Your inpatient care will be at the SCCA inpatient hospital at University of Washington Medical Center. The medical center was named a Magnet hospital for its outstanding nursing care. Research shows patient outcomes are better at Magnet hospitals.
We know people prefer to be at home, so we provide as much of your care as possible as an outpatient. Offering infusion services 365 days a year at the SCCA outpatient clinic on Lake Union helps us keep your hospital stay shorter.
Phase 2: ALL consolidation therapy
About 80 percent of people with newly diagnosed ALL enter remission after induction therapy. Consolidation therapy is meant to prevent a relapse. It involves chemotherapy, steroids and targeted therapy and usually lasts a few weeks to a few months.

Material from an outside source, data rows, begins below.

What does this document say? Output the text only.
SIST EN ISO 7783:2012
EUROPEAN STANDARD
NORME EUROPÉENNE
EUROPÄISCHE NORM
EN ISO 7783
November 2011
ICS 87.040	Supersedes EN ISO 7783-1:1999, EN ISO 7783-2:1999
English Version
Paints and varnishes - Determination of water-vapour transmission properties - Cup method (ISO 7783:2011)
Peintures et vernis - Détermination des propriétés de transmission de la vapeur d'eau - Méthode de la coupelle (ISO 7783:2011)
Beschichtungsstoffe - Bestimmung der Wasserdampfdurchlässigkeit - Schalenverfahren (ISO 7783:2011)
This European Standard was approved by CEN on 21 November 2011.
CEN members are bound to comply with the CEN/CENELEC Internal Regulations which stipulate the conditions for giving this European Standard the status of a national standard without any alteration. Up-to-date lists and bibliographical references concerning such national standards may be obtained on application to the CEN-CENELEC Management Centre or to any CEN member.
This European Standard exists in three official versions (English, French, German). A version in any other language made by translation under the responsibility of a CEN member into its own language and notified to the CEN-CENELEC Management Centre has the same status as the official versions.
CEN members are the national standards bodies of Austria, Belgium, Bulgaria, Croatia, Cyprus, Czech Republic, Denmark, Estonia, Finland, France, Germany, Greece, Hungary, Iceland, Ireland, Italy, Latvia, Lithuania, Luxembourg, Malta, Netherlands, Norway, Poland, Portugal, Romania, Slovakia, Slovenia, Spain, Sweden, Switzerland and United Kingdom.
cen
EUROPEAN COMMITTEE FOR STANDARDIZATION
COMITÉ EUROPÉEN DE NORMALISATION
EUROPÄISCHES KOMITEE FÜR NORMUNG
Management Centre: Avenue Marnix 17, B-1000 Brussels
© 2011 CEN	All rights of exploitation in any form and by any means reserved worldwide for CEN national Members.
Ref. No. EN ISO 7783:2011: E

If your leukemia does not respond well to induction therapy, your doctors will recommend a different treatment regimen. In this case, or if your leukemia has particular features that suggest it might be harder to treat, your doctors may also recommend a bone marrow transplant to try to prevent relapse.
Phase 3: ALL maintenance therapy
Most patients in remission go on maintenance therapy to lower the risk of a recurrence. This phase may last for a few years. It usually consists of lower doses of chemotherapy and targeted therapies. Some people in remission have a bone marrow transplant.